Complex age-related diseases, such as type 2 diabetes mellitus (T2DM) and cardiovascular disease, result from an intricate interplay between environmental influences and multiple genetic pathways. Perturbations of the intrauterine environment can affect fetal development during critical periods of plasticity, and can increase susceptibility to these diseases decades later in life. Depending upon the postnatal environment, individuals can also acquire age-related diseases over the span of a lifetime. The exact mechanisms that mediate biological memory and the long-term effects of transient environmental exposures, particularly those that occur in utero, remain unclear. Preliminary evidence suggests that epigenetic dysregulation could play a critical role in this process. However, the patterns and extent of epigenetic changes associated with environment and age-related diseases have not been well characterized. I hypothesized that genome-wide analysis of epigenetic profiles would help to elucidate the complex relationship between the fetal and postnatal environments and the development of age-related disease..;These studies initially focus on the development, design, and validation of a custom epigenomic discovery platform, targeting DNA cytosine methylation specifically (Chapters 2--4).

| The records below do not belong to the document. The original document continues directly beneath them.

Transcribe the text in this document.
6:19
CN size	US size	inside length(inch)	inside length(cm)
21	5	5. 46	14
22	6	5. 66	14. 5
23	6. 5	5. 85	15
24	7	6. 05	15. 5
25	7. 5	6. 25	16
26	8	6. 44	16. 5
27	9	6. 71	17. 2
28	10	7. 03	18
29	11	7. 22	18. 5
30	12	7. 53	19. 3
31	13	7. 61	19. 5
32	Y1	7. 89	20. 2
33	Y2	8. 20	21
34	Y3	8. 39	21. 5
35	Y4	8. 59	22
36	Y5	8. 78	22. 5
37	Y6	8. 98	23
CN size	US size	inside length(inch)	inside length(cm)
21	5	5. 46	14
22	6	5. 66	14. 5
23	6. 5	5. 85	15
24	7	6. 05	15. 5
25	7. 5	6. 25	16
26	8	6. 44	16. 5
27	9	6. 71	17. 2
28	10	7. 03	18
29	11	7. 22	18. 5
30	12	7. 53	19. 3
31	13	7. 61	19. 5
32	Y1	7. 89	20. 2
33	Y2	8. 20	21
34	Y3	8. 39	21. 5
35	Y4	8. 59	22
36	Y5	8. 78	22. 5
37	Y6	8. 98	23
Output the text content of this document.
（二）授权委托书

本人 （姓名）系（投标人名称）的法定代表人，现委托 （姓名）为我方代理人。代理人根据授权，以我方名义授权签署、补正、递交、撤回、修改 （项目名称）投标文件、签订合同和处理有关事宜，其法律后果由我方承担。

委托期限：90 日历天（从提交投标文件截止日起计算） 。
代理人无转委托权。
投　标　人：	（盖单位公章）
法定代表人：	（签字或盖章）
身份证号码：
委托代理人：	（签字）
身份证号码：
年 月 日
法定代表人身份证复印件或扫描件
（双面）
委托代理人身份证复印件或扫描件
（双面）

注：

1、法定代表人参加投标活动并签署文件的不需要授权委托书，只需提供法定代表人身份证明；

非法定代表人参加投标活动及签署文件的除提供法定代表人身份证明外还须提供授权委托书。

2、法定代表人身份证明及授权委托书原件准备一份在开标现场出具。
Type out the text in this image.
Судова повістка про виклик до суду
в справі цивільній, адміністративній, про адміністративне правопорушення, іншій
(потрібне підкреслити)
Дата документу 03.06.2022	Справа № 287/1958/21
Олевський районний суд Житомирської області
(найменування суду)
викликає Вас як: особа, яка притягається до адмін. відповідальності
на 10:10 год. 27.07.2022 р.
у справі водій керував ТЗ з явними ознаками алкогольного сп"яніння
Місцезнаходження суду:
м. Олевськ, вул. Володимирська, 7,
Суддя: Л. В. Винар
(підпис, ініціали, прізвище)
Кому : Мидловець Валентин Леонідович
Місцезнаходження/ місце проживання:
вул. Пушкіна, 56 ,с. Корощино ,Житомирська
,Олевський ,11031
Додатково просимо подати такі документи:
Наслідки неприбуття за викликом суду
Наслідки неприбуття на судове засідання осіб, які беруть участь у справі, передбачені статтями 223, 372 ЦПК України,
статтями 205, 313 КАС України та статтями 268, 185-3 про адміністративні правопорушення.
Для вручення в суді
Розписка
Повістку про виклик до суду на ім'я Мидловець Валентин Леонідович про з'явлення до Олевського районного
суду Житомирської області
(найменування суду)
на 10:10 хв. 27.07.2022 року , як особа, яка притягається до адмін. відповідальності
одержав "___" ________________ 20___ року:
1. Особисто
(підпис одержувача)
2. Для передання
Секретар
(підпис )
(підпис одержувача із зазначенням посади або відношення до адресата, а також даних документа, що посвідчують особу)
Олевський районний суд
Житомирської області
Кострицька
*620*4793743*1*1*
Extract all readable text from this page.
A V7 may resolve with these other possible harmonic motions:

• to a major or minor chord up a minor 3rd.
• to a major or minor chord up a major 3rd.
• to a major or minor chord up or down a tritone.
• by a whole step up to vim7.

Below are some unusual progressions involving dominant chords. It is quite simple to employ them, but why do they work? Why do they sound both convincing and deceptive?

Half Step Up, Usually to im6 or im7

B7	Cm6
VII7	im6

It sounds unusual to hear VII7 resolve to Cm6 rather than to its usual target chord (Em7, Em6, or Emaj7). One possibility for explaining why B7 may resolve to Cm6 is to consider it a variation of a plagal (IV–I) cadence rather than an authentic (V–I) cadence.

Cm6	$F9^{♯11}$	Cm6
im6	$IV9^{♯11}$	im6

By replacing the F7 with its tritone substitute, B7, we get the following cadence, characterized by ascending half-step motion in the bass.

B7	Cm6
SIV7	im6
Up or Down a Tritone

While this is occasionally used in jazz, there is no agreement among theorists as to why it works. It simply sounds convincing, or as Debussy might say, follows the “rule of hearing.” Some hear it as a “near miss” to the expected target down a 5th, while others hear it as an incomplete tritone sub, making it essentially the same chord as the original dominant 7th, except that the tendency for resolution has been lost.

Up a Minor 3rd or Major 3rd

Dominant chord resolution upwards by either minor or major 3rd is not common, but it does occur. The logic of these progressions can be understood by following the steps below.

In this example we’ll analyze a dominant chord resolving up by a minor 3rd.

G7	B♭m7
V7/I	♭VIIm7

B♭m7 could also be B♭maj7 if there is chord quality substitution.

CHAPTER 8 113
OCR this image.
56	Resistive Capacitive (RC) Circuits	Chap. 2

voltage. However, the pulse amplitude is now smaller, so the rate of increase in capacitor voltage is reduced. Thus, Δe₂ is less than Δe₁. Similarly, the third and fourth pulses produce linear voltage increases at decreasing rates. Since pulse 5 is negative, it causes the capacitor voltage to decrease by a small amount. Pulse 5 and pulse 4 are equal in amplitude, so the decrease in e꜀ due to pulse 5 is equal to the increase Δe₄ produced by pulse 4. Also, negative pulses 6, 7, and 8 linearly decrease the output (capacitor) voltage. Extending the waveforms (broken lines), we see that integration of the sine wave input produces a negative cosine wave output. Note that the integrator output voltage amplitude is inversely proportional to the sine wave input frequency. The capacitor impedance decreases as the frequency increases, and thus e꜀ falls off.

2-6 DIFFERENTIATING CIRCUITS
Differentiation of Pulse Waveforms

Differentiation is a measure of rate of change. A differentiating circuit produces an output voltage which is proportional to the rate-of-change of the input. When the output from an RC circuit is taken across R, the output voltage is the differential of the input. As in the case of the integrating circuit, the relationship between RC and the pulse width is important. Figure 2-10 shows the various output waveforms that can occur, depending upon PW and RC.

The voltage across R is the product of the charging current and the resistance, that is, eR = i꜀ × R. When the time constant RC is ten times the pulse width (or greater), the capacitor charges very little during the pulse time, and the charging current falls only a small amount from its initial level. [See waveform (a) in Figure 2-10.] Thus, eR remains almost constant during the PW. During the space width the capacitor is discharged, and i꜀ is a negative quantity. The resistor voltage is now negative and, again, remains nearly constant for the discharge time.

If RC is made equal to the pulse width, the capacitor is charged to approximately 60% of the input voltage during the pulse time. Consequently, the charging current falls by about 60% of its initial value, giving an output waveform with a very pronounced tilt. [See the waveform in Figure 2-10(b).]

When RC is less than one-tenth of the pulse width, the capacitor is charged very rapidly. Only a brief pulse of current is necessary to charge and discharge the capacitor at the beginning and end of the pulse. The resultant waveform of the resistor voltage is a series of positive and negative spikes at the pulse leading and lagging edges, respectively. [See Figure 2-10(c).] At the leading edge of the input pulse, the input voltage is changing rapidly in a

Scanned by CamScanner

Subsequently, these exploratory tools are applied to the study of changing patterns of cytosine methylation in response to either the intrauterine or postnatal environments in both humans and animal models (Chapters 5--7). As such, they may help to explain the fetally-induced and postnatally acquired origins of age-related diseases. The overall findings of these studies are three-fold: (1) rat pancreatic islets show robust changes in DNA methylation at a suite of genes implicating dysregulation of islet vascularization and beta-cell development; (2) human cord blood-derived hematopoietic stem cells exhibit changes in DNA methylation at a number of sites including a well-characterized diabetes candidate gene; and (3) normal aging in rats causes tissue-specific epigenetic dysregulation. While the exact biological implications and mechanisms of these findings remain unclear, these changes reveal exciting patterns of epigenomic dysregulation that may mediate or degrade cellular memory processes to cause age-associated disease phenotypes.